In theory, a system can be Consistent and Parition tolerant, using the example of the online hamper store, where irrespective of where hampers are purchased, a consistent real-time view is maintained on inventory levels. The ‘but’ here is that the Consistency is maintained at the possible expense of Availability,
in that if any of the regional servers were to go down, the entire store could stop operating. Availability is such a critical aspect for websites and online stores that this scenario is not practical.
CAP and Scalability
As I mentioned at the start, CAP is an important design feature in an application’s architecture. Especially when reviewing different user scenarios to design an architecture, where the application is required to scale to cope with increasing or decreasing demand.
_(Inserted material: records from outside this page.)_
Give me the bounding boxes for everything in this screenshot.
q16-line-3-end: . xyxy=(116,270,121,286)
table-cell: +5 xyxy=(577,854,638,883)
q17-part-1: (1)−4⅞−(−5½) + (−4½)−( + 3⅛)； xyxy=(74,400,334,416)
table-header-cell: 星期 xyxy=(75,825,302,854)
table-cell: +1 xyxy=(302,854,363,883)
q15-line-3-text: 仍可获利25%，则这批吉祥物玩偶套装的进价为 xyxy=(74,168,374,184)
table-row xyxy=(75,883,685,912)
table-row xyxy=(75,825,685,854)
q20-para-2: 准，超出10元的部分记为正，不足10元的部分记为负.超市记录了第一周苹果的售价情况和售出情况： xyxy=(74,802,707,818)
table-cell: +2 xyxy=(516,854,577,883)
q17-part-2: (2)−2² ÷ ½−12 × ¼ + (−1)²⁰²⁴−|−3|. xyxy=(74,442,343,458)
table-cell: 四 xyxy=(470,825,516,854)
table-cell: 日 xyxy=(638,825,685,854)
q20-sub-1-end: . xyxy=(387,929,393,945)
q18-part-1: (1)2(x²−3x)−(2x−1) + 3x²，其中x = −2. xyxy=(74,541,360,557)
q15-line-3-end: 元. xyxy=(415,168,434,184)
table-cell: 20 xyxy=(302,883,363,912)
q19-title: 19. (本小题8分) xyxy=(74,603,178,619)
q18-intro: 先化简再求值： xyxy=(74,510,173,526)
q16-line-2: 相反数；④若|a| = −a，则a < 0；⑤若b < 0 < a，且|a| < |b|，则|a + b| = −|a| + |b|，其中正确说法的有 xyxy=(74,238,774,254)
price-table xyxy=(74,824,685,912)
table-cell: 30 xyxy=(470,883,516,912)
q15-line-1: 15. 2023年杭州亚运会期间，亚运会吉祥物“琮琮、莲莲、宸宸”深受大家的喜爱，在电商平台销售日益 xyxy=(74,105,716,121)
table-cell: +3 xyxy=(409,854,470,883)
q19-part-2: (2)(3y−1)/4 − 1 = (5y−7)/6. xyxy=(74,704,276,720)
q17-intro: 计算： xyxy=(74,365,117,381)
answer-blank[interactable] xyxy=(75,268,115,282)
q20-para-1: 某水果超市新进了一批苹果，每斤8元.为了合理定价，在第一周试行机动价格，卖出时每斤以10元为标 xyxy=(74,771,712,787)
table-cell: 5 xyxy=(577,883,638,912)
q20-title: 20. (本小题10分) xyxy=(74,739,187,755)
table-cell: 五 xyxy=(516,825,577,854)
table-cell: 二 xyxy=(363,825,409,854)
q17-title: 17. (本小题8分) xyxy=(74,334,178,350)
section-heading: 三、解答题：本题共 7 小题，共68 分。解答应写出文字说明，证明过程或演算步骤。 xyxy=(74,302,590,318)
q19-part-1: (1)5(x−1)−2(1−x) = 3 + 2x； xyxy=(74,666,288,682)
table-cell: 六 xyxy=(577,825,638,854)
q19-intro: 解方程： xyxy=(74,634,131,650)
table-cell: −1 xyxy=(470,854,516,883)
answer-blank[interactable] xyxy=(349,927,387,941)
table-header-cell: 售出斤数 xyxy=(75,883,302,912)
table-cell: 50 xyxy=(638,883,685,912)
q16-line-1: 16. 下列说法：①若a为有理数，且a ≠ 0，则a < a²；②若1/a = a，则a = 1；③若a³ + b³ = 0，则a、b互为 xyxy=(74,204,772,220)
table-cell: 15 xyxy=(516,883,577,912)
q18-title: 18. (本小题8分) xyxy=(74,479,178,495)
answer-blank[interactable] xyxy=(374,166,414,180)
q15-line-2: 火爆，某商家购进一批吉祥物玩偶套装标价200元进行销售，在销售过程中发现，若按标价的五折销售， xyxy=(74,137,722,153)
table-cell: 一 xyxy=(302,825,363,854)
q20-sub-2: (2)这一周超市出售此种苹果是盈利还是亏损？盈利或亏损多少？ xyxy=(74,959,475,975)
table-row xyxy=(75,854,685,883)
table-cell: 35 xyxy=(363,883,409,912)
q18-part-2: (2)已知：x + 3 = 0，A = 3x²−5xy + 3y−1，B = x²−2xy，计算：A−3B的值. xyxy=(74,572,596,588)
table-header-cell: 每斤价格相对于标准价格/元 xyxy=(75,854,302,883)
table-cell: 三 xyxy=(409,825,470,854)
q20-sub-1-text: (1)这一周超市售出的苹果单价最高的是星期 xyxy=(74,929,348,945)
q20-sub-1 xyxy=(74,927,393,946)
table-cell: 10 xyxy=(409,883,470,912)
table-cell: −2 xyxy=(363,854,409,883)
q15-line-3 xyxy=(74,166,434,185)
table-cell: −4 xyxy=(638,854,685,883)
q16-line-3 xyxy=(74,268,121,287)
When transaction levels are low, then minor time delays can be deemed ok in order to enable data in the database to remain consistent.
However, as transaction volumes increase, if the appropriate architecture design characteristics have not been included then the user experience will deteriorate with delays and/or data inconsistencies will increase – all of which can contribute to a fall-off in business.
To illustrate this trade-off, lets look at some real-life commercial examples as discussed by Julian Browne in one of his blogs;
- Amazon claim that just an extra one tenth of a second on their response times will cost them 1% in sales
- Google said they noticed that just a half a second increase in latency caused traffic to drop by a fifth
So as not to give the wrong impression and to echo Julian’s point – discussions on the need to build in scalability in relation to different user scenarios should be driven by business requirements. Once these requirements are decided, then the appropriate architecture design considerations can then be discussed and decided upon with due consideration to the consistency, availability and partitioning requirements.
To sum up, CAP is an important part of any systems architecture – be it on the cloud, hosted or on-premises and the overall objective is to find and design the appropriate balance between the three requirements for your application.